We originally talked about the concept of starting over in production with a Green field – no established starting points – in episode 11. In this episode we take it a little deeper as Terry and Philip revisit the subject.

Another longish show, so put on a render, pull out the snow blower or take a long walk.

5 thoughts on “Episode 19: Starting over in a “Green field” revisited.

  1. All this talk about green fields (2eps already!) leads me to ask you guys about the prospects of a “green union”. Under the current system, the mere mention of ‘unions’ brings fright to a producer. Since the producers want to hire workers, and workers want to be hired, we should rethink any institution which quite literally makes the employer look the door to their office, or move a production to another city. To a producer, unions mean more money, more paper work, more headaches with little on the positive side.

    Back in the day when unions were trying eliminate grievances like child slavery, and truly unsafe working conditions, thuggish methods like strikes, shame rallies, and protests were effective. I would argue that those methods are simply not effective anymore because workers (and the unions that support them) are not facing the same challenges.

    Our challenge, frankly, is unemployment. In entertainment, only a small % of people in unions actually work on union shows. Most people clammer for those few positions and those positions, which are evaporating anyway right along with the arcane business models that support them; for example networks.

    However, imagine a world where no one knew what a union was (green field). Image if an organization of workers formed with two goals in mind; to always be employed with fair wages and benefits, AND to help producers of that content be successful.

    How can they help?
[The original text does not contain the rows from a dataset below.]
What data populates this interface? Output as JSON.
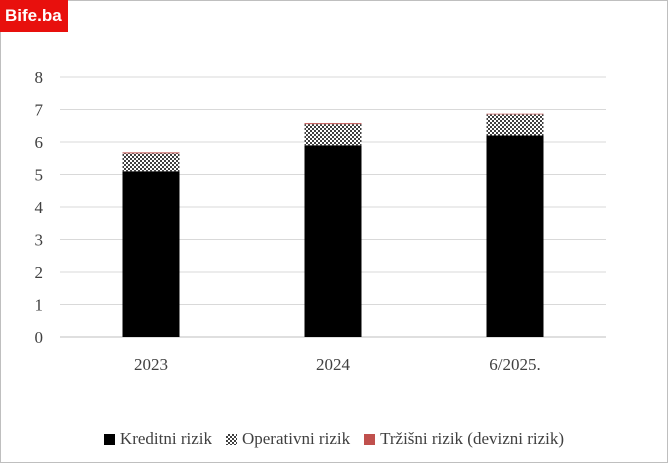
{
  "watermark": "Bife.ba",
  "chart_data": {
    "type": "bar",
    "stacked": true,
    "categories": [
      "2023",
      "2024",
      "6/2025."
    ],
    "series": [
      {
        "name": "Kreditni rizik",
        "values": [
          5.1,
          5.9,
          6.2
        ],
        "color": "#000000",
        "pattern": "solid"
      },
      {
        "name": "Operativni rizik",
        "values": [
          0.55,
          0.65,
          0.65
        ],
        "color": "#595959",
        "pattern": "checker"
      },
      {
        "name": "Tržišni rizik (devizni rizik)",
        "values": [
          0.03,
          0.03,
          0.02
        ],
        "color": "#c0504d",
        "pattern": "solid"
      }
    ],
    "ylim": [
      0,
      8
    ],
    "yticks": [
      0,
      1,
      2,
      3,
      4,
      5,
      6,
      7,
      8
    ],
    "grid": true,
    "legend_position": "bottom"
  }
}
First off all, eliminate or greatly reduce the transaction costs. There is little excuse for paperwork, and job specific roles. A company should be able to complete a contract negotiation in a phone call and signature.

    Secondly, unions are a group of people who have collective bargaining power in general. Why not offer producers; free screening rooms at the guild, have subsidized edit bays available, have subsidized equipment rentals, help with distribution of projects via promotions (agencies do this for their starts), and the list goes on.

    I guess my point is, unions should find a way that they can introduce value into a production and not just act as a market distortion.

    My question is; how would you guys rebuild the unions?

    1. How would we rebuild unions? In the show we talk about it, really making similar points to you: our putative “green field” studio would probably not need unions because people were paid a fair wage/salary, with benefits and all would be working on the same team. Personally I’d advocate a “real” profit sharing deal and even equity – at least equity in programs they work on.

      And if we keep unions then I like your ideas.

  2. Profit sharing sounds good, but how do you police it? Look at the abysmal studio accounting practices that we have now. No one wants to work for points.

  3. Thanks for the responses!

    Phillip, I don’t think it’s a question of “needing” unions. I think it’s a question of unions making their “services” appealing to a producer.

    It’s possible “green fields” could even encourage the formation of unions. Instead of the traditional hiring of a freelancer, a producer would be hiring a freelancer with a community of support and services behind them, who want to help their productions.

    For example: Our Avid crashed and I, the person you hired, could not fix the problem (happens to the best of us). However, because we I’m in a union I have access to 24 hour tech support from someone working at the Local 700 office.

    If a producer or post supervisor knew about this freelancer’s ‘union benefit’ when they walked into the job interview, I bet they’d be more likely to be hired and less likely to have the door slammed on them for fear of being organized.